Dolezal is using radio interviews and advertising, locally on C-FAX, to promote The Smart Canadian Wealth-Builder, with notable success. For example, one store, Tanner’s in Sidney, sold 120 copies in the first three weeks.
“Part of my motivation is to increase financial literacy, especially for younger Canadians,” says Dolezal. “Investing prudently over a lifetime will allow them to retire quite wealthy. The book also brings new clients to my independent financial investment consulting business.”

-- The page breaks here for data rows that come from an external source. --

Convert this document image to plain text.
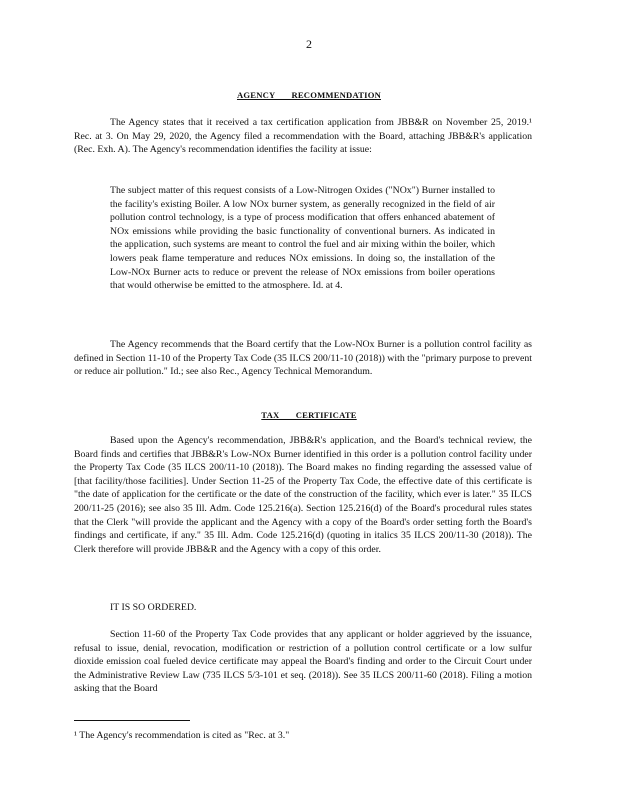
2
AGENCY RECOMMENDATION

The Agency states that it received a tax certification application from JBB&R on November 25, 2019.¹ Rec. at 3. On May 29, 2020, the Agency filed a recommendation with the Board, attaching JBB&R's application (Rec. Exh. A). The Agency's recommendation identifies the facility at issue:

The subject matter of this request consists of a Low-Nitrogen Oxides ("NOx") Burner installed to the facility's existing Boiler. A low NOx burner system, as generally recognized in the field of air pollution control technology, is a type of process modification that offers enhanced abatement of NOx emissions while providing the basic functionality of conventional burners. As indicated in the application, such systems are meant to control the fuel and air mixing within the boiler, which lowers peak flame temperature and reduces NOx emissions. In doing so, the installation of the Low-NOx Burner acts to reduce or prevent the release of NOx emissions from boiler operations that would otherwise be emitted to the atmosphere. Id. at 4.

The Agency recommends that the Board certify that the Low-NOx Burner is a pollution control facility as defined in Section 11-10 of the Property Tax Code (35 ILCS 200/11-10 (2018)) with the "primary purpose to prevent or reduce air pollution." Id.; see also Rec., Agency Technical Memorandum.

TAX CERTIFICATE

Based upon the Agency's recommendation, JBB&R's application, and the Board's technical review, the Board finds and certifies that JBB&R's Low-NOx Burner identified in this order is a pollution control facility under the Property Tax Code (35 ILCS 200/11-10 (2018)). The Board makes no finding regarding the assessed value of [that facility/those facilities]. Under Section 11-25 of the Property Tax Code, the effective date of this certificate is "the date of application for the certificate or the date of the construction of the facility, which ever is later." 35 ILCS 200/11-25 (2016); see also 35 Ill. Adm. Code 125.216(a). Section 125.216(d) of the Board's procedural rules states that the Clerk "will provide the applicant and the Agency with a copy of the Board's order setting forth the Board's findings and certificate, if any." 35 Ill. Adm. Code 125.216(d) (quoting in italics 35 ILCS 200/11-30 (2018)). The Clerk therefore will provide JBB&R and the Agency with a copy of this order.

IT IS SO ORDERED.

Section 11-60 of the Property Tax Code provides that any applicant or holder aggrieved by the issuance, refusal to issue, denial, revocation, modification or restriction of a pollution control certificate or a low sulfur dioxide emission coal fueled device certificate may appeal the Board's finding and order to the Circuit Court under the Administrative Review Law (735 ILCS 5/3-101 et seq. (2018)). See 35 ILCS 200/11-60 (2018). Filing a motion asking that the Board

¹ The Agency's recommendation is cited as "Rec. at 3."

UVic writing prof Paul MacRae created Spring Bay Press to publish False Alarm: Why Almost Everything We’ve Been Told About Global Warming is Misleading, Exaggerated, or Wrong. MacRae wanted to control the editorial aspects and timing of this controversial and provocative book, and of subsequent titles MacRae and other writers will create.
“Print-on-Demand for production and online sales means I can reach a worldwide audience, and quickly,” says MacRae. He is also arranging distribution in eBook formats on Apple’s iPad and Amazon’s Kindle.
A former Globe and Mail editorial writer and columnist for the Victoria Times-Colonist, MacRae has taken a journalist’s investigative approach to climate change — and found a surprising lack of objectivity and credibility around some of the “science.” MacRae will be leveraging his contacts, skills and credibility in the media to publicize False Alarm.
Another local author/entrepreneur is Carl Mawby, who retired almost 20 years ago to the Saanich Peninsula after winning $billions in international contracts for Canadian industry, and has been active here since in community, charitable and social associations. Collaborating with some of the world’s leading authorities, he has put together a readable security and safety manual for the over 55s. With his son Charles, currently senior vice-president of a U.S. high-tech company, Mawby has launched his own publishing company to produce the new book.
Mawby says, “We are never too old to learn,” and is relishing the opportunity to work with his son and use the exciting new capabilities provided by direct publishing and the Internet in his book promotion.
Times of change can provide windows of opportunity, as these three local author-entrepreneurs are demonstrating.